Overall rents are expected to fall by around four or five per cent year-on-year by the middle of 2021, according to the Royal Institution of Chartered Surveyors (RICS).
However, this is likely to be highly segregated with retail properties expected to suffer the greatest falls, likely into double digits, while industrial and logistics spaces may even see rent and values rise.
RICS economist Tarrant Parsons told the Nara property receivers conference: “I don’t think there’s ever been a time where the market is so polarised at a sector level, but I don’t think it’s felt the full force of the economic consequences of what’s going on.”
Parsons added: “On average commercial property rents may fall by around four or five per cent year-on-year by the middle of 2021.”
“As of September estimates had rents down by two per cent based on the year before, so there’s still quite a way for rents to fall on this analysis, but that does mask what’s happening across the sectors.”
Retail and office turmoil
While the turmoil in the retail space has been exacerbated by the pandemic pushing more online shopping, the diversion away from office working is expected to make a significant change as well.
Parsons noted that property values in the retail space were already down by around 15 per cent this year, with office values dipping four per cent.

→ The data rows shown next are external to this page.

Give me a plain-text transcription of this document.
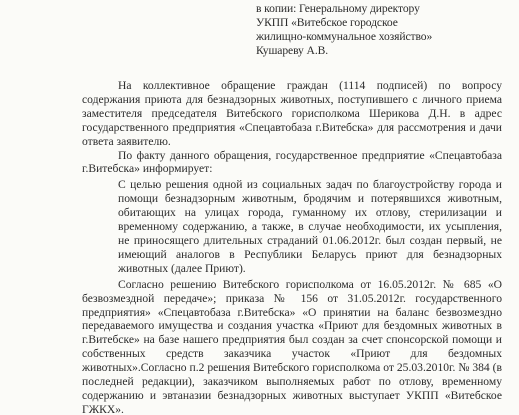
в копии: Генеральному директору
УКПП «Витебское городское
жилищно-коммунальное хозяйство»
Кушареву А.В.

На коллективное обращение граждан (1114 подписей) по вопросу содержания приюта для безнадзорных животных, поступившего с личного приема заместителя председателя Витебского горисполкома Шерикова Д.Н. в адрес государственного предприятия «Спецавтобаза г.Витебска» для рассмотрения и дачи ответа заявителю.

По факту данного обращения, государственное предприятие «Спецавтобаза г.Витебска» информирует:

С целью решения одной из социальных задач по благоустройству города и помощи безнадзорным животным, бродячим и потерявшихся животным, обитающих на улицах города, гуманному их отлову, стерилизации и временному содержанию, а также, в случае необходимости, их усыпления, не приносящего длительных страданий 01.06.2012г. был создан первый, не имеющий аналогов в Республики Беларусь приют для безнадзорных животных (далее Приют).

Согласно решению Витебского горисполкома от 16.05.2012г. № 685 «О безвозмездной передаче»; приказа № 156 от 31.05.2012г. государственного предприятия» «Спецавтобаза г.Витебска» «О принятии на баланс безвозмездно передаваемого имущества и создания участка «Приют для бездомных животных в г.Витебске» на базе нашего предприятия был создан за счет спонсорской помощи и собственных средств заказчика участок «Приют для бездомных животных».Согласно п.2 решения Витебского горисполкома от 25.03.2010г. № 384 (в последней редакции), заказчиком выполняемых работ по отлову, временному содержанию и эвтаназии безнадзорных животных выступает УКПП «Витебское ГЖКХ».
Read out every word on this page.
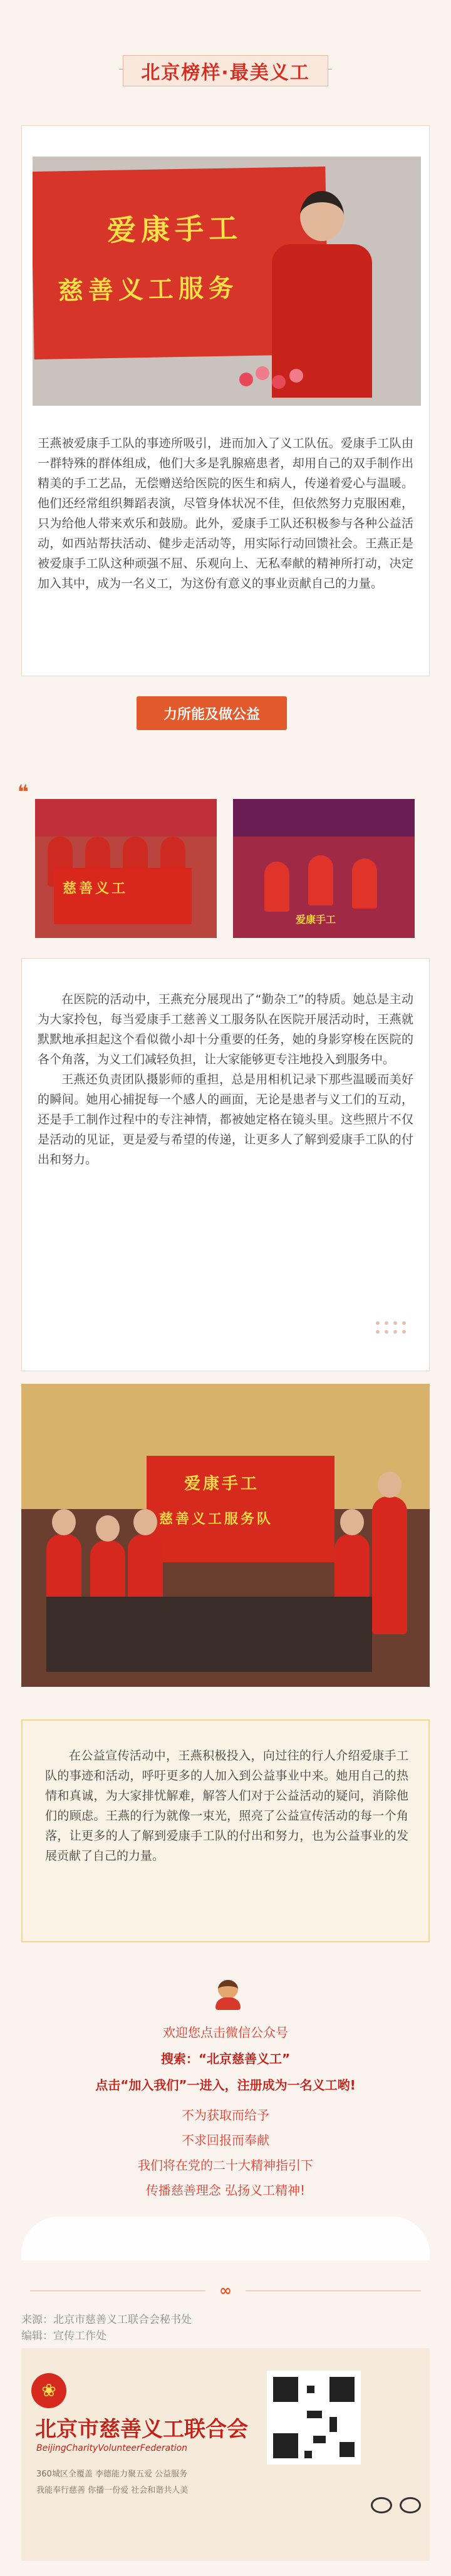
北京榜样·最美义工
爱康手工
慈善义工服务
王燕被爱康手工队的事迹所吸引，进而加入了义工队伍。爱康手工队由一群特殊的群体组成，他们大多是乳腺癌患者，却用自己的双手制作出精美的手工艺品，无偿赠送给医院的医生和病人，传递着爱心与温暖。他们还经常组织舞蹈表演，尽管身体状况不佳，但依然努力克服困难，只为给他人带来欢乐和鼓励。此外，爱康手工队还积极参与各种公益活动，如西站帮扶活动、健步走活动等，用实际行动回馈社会。王燕正是被爱康手工队这种顽强不屈、乐观向上、无私奉献的精神所打动，决定加入其中，成为一名义工，为这份有意义的事业贡献自己的力量。
力所能及做公益
❝
慈善义工
爱康手工

在医院的活动中，王燕充分展现出了“勤杂工”的特质。她总是主动为大家拎包，每当爱康手工慈善义工服务队在医院开展活动时，王燕就默默地承担起这个看似微小却十分重要的任务，她的身影穿梭在医院的各个角落，为义工们减轻负担，让大家能够更专注地投入到服务中。

王燕还负责团队摄影师的重担，总是用相机记录下那些温暖而美好的瞬间。她用心捕捉每一个感人的画面，无论是患者与义工们的互动，还是手工制作过程中的专注神情，都被她定格在镜头里。这些照片不仅是活动的见证，更是爱与希望的传递，让更多人了解到爱康手工队的付出和努力。

爱康手工
慈善义工服务队
在公益宣传活动中，王燕积极投入，向过往的行人介绍爱康手工队的事迹和活动，呼吁更多的人加入到公益事业中来。她用自己的热情和真诚，为大家排忧解难，解答人们对于公益活动的疑问，消除他们的顾虑。王燕的行为就像一束光，照亮了公益宣传活动的每一个角落，让更多的人了解到爱康手工队的付出和努力，也为公益事业的发展贡献了自己的力量。
欢迎您点击微信公众号
搜索：“北京慈善义工”
点击“加入我们”一进入，注册成为一名义工哟!
不为获取而给予
不求回报而奉献
我们将在党的二十大精神指引下
传播慈善理念 弘扬义工精神!
∞
来源：北京市慈善义工联合会秘书处
编辑：宣传工作处
❀
北京市慈善义工联合会
BeijingCharityVolunteerFederation
360城区全覆盖 李德能力聚五爱 公益服务
我能奉行慈善 你播一份爱 社会和谐共人美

Demand for retail space is falling at sharpest pace since the late 1990s and vacancies are rising at the quickest pace on record since that period, according to RICS.
“Retail is in incredibly bad shape and it is difficult to imagine this getting better any time soon,” Parsons said.
Projections show rents in retail could fall by more than 10 per cent.
Demand for office space has plummeted with changes to working habits looking set to cause a lasting shift in how office space is utilised.
According to a RICS survey the most common expectation is for businesses to cut back between five and 15 per cent of office space, with an expected fall in rents of around five to seven per cent.
“We’re not talking about the death of the office sector, although 10 per cent would be a hugely significant shift,” Parsons added.
Industrial sector positives
In contrast, the industrial sector appears to be weathering the storm fairly well and has potential for growth afterwards.
Industrial buildings were worth only one per cent less in September than at the start of 2020, but they had started to show signs of recovery over the previous four months
“While the outlook is subdued, other areas do have potential to grow rapidly further ahead,” Parsons continued.
“Expectations are moving positive across industrial and logistics already with the growth of online shopping.
“And data centres are another example of a more positive outlook, that’s another area with pretty strong growth potential.”